To show that it remains \(\mathsf{NP}\)-hard even if every coalition in the instance has size exactly k, we reduce the coloring problem on graph G to hypergraph \(G'\) as in the previous reduction. Here, however, for each coalition in \(G'\) we add \(k-2\) more agents that only belong to that coalition. Every coalition has the same weight as in previous case. To stabilize \(S^*\), we need \((\frac{1}{2}+\epsilon )\cdot \frac{r_i}{r_i+k-1}\ge 1\cdot \frac{r_i}{r_i+r_j+k-2}\) for every \(v_i,v_j \in V_1\). This leads to \(r_j \ge r_i+k\) for any \(j>i\). So, any two adjacent vertices in V must have the difference in reputations of at least k (instead of 2 as above). Applying the reduction as above, we can stabilize \(S^*\) in \(G'\) with an \(\alpha ^*\)-bounded reputation scheme if and only if G is (\(\frac{\alpha ^*+k-1}{k}\))-colorable.   \(\square \)
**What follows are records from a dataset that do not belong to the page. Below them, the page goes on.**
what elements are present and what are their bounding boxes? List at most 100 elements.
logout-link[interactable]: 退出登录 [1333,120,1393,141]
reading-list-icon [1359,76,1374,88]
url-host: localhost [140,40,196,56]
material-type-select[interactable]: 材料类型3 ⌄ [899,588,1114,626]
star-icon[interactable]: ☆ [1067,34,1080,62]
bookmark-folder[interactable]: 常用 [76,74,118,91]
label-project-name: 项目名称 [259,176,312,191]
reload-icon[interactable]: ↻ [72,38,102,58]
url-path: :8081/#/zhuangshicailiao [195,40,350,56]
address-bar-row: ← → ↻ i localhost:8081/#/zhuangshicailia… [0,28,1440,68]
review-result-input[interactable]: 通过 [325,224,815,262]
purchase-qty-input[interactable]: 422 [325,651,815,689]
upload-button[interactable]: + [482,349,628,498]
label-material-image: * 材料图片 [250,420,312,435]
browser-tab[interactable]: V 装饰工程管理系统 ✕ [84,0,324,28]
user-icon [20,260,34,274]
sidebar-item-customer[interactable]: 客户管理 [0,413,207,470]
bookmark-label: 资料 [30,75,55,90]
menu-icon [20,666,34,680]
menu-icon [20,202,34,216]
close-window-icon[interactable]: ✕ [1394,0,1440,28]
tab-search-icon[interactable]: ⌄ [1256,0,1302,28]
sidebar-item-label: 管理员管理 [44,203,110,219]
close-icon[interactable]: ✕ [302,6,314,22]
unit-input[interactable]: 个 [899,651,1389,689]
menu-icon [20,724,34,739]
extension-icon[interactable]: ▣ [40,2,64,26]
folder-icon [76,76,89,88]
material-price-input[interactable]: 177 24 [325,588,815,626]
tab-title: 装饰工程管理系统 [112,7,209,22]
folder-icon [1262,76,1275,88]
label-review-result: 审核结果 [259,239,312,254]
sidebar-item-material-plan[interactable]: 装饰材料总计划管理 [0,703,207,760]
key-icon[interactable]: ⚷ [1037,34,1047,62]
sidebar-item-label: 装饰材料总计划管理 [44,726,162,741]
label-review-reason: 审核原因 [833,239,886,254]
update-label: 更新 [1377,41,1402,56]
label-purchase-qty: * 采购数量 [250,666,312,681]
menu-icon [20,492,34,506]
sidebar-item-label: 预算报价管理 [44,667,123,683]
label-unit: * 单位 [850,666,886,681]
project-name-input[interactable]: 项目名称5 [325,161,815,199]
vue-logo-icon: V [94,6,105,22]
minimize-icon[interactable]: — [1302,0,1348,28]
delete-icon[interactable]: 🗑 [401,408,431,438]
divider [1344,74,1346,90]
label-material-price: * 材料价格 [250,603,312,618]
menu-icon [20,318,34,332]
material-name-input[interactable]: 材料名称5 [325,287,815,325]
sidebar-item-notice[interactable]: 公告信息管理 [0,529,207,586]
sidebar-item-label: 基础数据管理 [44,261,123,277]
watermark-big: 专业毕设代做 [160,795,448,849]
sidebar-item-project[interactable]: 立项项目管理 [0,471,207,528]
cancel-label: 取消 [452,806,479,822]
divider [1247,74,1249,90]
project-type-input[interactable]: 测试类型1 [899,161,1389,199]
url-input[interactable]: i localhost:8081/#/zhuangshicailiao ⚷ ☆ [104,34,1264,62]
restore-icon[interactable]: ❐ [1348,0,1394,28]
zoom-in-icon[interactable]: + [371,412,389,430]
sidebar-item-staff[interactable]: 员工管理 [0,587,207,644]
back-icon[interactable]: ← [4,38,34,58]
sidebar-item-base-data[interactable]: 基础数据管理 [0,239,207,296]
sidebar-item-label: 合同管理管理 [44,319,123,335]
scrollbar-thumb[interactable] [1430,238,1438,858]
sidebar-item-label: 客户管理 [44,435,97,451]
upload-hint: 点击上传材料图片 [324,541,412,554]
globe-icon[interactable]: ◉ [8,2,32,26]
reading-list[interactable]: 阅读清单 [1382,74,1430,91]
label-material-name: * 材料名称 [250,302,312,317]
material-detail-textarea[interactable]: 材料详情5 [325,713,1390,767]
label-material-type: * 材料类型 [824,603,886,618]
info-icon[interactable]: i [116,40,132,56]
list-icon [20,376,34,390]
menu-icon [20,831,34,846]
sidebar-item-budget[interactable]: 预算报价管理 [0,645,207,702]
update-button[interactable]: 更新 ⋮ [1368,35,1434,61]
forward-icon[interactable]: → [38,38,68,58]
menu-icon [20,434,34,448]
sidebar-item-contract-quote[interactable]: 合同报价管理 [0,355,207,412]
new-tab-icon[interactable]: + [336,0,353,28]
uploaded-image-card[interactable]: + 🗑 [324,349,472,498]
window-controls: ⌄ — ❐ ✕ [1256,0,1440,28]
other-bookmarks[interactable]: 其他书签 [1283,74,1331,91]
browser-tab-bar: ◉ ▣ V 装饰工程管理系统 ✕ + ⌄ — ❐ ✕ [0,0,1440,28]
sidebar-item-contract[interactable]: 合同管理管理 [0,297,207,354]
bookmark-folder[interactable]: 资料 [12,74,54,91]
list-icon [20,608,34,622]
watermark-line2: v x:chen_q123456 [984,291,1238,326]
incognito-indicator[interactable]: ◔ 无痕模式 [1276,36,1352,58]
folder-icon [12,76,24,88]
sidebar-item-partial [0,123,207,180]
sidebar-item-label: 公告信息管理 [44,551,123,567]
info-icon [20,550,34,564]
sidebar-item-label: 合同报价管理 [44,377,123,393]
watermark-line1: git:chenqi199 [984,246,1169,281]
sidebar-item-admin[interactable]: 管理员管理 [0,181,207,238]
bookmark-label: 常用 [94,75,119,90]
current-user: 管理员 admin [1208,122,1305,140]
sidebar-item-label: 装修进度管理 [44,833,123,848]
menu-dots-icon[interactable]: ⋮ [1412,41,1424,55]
It shows that even approximating \(\alpha ^*\) is extremely hard, since the reduction preserves the well-known approximation hardness of Graph Coloring [13].

Corollary 2

For any constant \(\epsilon >0\), \(\alpha ^*\) cannot be efficiently approximated within \(n^{1-\epsilon }\) unless NP = ZPP.

Let us also examine an interesting special case reputation scheme where we are allowed only to assign “high” and “low” reputations. More formally, let \(R \in \{1,x\}^n\) for some \(x>1\), where we call such schemes “restricted reputations”. Unfortunately, the next theorem shows that finding a scheme with optimal \(\alpha \) remains \(\mathsf{NP}\)-hard when we are given a bound W on social welfare of a core-stable coalition structure (but not the exact optimum \(S^*\)). This is a weaker assumption than providing an optimal coalition structure directly as in the previous theorem. However, the result applies even for matching with \(k=2\), where existence of a solution with welfare at least W can be decided in polynomial time. Hence, the difficulty does not lie in finding a good coalition structure but it is again inherent to the correct assignment of reputations.

Theorem 3

Given a positive rational number \(x>1\) and a bound on social welfare \(W > 0\), it is NP-hard to decide whether there exist restricted reputations that results in a core-stable coalition structure S with \(w(S) \ge W\). This holds even for instances with \(k=2\).

Corollary 3

For both restricted and general reputations, the following problems are NP-hard: (1) Given \(W>0\), find the \(\alpha \)-bounded core-stable coalition structure S with minimum \(\alpha \) such that \(w(S)\ge W\); and (2) given \(\alpha >0\), find the \(\alpha \)-bounded core-stable coalition structure with maximum social welfare.

For restricted reputations, we might not be able to stabilize the optimal coalition structure. The final result lower bounds the PoS in terms of parameter x.

Proposition 6

For \(x>1\), there are classes of instances such that for every restricted reputation scheme \(R \in \{1,x\}^n\) (1) the PoS is at least \(\frac{4}{x+1}\); and (2) the PoS is at least \(2-\frac{4}{x+3}\).